For the actual search process, we utilize two vector stores. The first is the vector store of image embeddings generated from the CLIP model. The second is a vector store holding embeddings of the aforementioned mapping. Both these vector stores are hosted on pinecone.
The search process can thus be summarized as follows (Figure 1):
- The user submits a query to their search journey
- The system retrieves the top results from the vector store of mappings
- The system prompts the LLM agent with the search journey, providing the top results from the mappings vector store as few shot examples
- The LLM agent generates a generalized query
- The system retrieves the top results from the vector store of image embeddings using the generalized query
Figure 4: Storylines demo interface
The demo interface is a web application hosted on the Streamlit community sharing platform.
And reachable at https://storylines.streamlit.app. The demo interface is divided into
three sections: A page for the user to authenticate with their Google account, a page for
the user to upsert photos from their library into the tool for searching and a page that
showcases the search capabilities of the tool.
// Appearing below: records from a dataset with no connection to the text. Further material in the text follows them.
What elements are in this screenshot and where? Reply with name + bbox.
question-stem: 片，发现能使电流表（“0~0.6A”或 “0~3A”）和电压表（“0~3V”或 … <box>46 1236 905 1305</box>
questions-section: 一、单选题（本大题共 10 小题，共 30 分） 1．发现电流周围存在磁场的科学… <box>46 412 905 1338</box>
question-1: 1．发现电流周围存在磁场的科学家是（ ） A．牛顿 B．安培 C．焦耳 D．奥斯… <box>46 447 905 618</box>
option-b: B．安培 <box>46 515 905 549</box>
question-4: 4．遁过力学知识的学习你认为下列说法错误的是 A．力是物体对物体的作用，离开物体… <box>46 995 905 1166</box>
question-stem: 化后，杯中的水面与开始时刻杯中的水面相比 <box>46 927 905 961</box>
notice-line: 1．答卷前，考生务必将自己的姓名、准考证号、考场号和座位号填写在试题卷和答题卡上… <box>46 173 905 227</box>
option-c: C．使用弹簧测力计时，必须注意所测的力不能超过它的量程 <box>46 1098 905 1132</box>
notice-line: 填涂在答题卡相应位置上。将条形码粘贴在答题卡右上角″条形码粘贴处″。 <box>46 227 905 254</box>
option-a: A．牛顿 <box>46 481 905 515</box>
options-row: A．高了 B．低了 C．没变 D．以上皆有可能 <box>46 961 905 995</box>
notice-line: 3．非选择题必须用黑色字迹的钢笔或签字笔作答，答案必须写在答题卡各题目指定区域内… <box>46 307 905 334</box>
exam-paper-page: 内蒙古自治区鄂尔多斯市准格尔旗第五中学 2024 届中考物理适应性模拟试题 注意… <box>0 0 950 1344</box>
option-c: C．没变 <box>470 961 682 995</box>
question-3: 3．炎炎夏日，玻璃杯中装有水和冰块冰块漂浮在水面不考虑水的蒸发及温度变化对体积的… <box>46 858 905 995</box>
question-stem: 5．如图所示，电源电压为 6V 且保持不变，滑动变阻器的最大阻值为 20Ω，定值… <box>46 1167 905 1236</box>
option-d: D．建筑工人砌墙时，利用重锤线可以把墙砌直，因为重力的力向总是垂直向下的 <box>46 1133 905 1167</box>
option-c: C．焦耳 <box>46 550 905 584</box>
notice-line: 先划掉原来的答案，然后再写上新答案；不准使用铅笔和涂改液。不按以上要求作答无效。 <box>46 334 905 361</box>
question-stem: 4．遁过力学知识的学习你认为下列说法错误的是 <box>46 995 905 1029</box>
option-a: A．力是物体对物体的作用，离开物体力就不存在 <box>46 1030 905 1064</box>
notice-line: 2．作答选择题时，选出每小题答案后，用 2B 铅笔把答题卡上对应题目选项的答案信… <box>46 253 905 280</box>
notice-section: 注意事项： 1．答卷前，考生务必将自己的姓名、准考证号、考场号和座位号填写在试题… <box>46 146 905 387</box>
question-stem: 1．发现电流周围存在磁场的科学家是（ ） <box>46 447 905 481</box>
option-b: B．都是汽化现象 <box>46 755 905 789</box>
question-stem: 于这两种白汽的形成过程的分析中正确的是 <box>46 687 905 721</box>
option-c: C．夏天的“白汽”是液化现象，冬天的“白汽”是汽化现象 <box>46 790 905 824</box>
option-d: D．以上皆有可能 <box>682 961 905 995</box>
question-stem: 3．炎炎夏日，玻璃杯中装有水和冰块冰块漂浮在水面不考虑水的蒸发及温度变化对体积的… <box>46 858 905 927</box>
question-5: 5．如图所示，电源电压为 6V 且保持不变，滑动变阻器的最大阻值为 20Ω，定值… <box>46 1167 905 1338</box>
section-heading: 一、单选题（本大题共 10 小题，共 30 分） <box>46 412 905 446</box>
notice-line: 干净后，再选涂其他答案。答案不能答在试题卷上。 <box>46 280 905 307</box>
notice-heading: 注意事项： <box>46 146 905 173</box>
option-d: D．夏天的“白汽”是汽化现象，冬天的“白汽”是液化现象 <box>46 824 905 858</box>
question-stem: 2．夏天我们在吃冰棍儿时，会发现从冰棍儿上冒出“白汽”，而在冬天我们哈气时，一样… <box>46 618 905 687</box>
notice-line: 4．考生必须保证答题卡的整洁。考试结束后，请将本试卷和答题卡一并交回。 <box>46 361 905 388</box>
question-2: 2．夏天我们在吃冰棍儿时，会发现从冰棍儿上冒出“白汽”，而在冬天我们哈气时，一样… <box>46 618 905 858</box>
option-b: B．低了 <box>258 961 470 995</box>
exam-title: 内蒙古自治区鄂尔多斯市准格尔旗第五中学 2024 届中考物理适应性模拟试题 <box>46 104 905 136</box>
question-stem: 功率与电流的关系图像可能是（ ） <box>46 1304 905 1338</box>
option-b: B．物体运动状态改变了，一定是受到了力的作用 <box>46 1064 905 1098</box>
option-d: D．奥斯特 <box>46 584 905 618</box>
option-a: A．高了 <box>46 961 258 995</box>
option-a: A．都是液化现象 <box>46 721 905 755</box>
In this demo paper, we presented a preliminary implementation of Storylines, a prototype cross-modal image text retrieval (ITR) system that leverages vector databases and the in-context learning capabilities of large language models (LLMs) to adapt to its users in real time. Storylines builds on existing techniques found in ITR research using ui elements that allow the user to iteratively refine their query and LLM agent that synthesizes these iterations. Storylines also uses this LLM agent to learn the nuances of the user's semantics by storing few shot examples generated from the user's search journeys while using the tool. We described its implementation details and how we plan to demonstrate its performance during the conference demo session.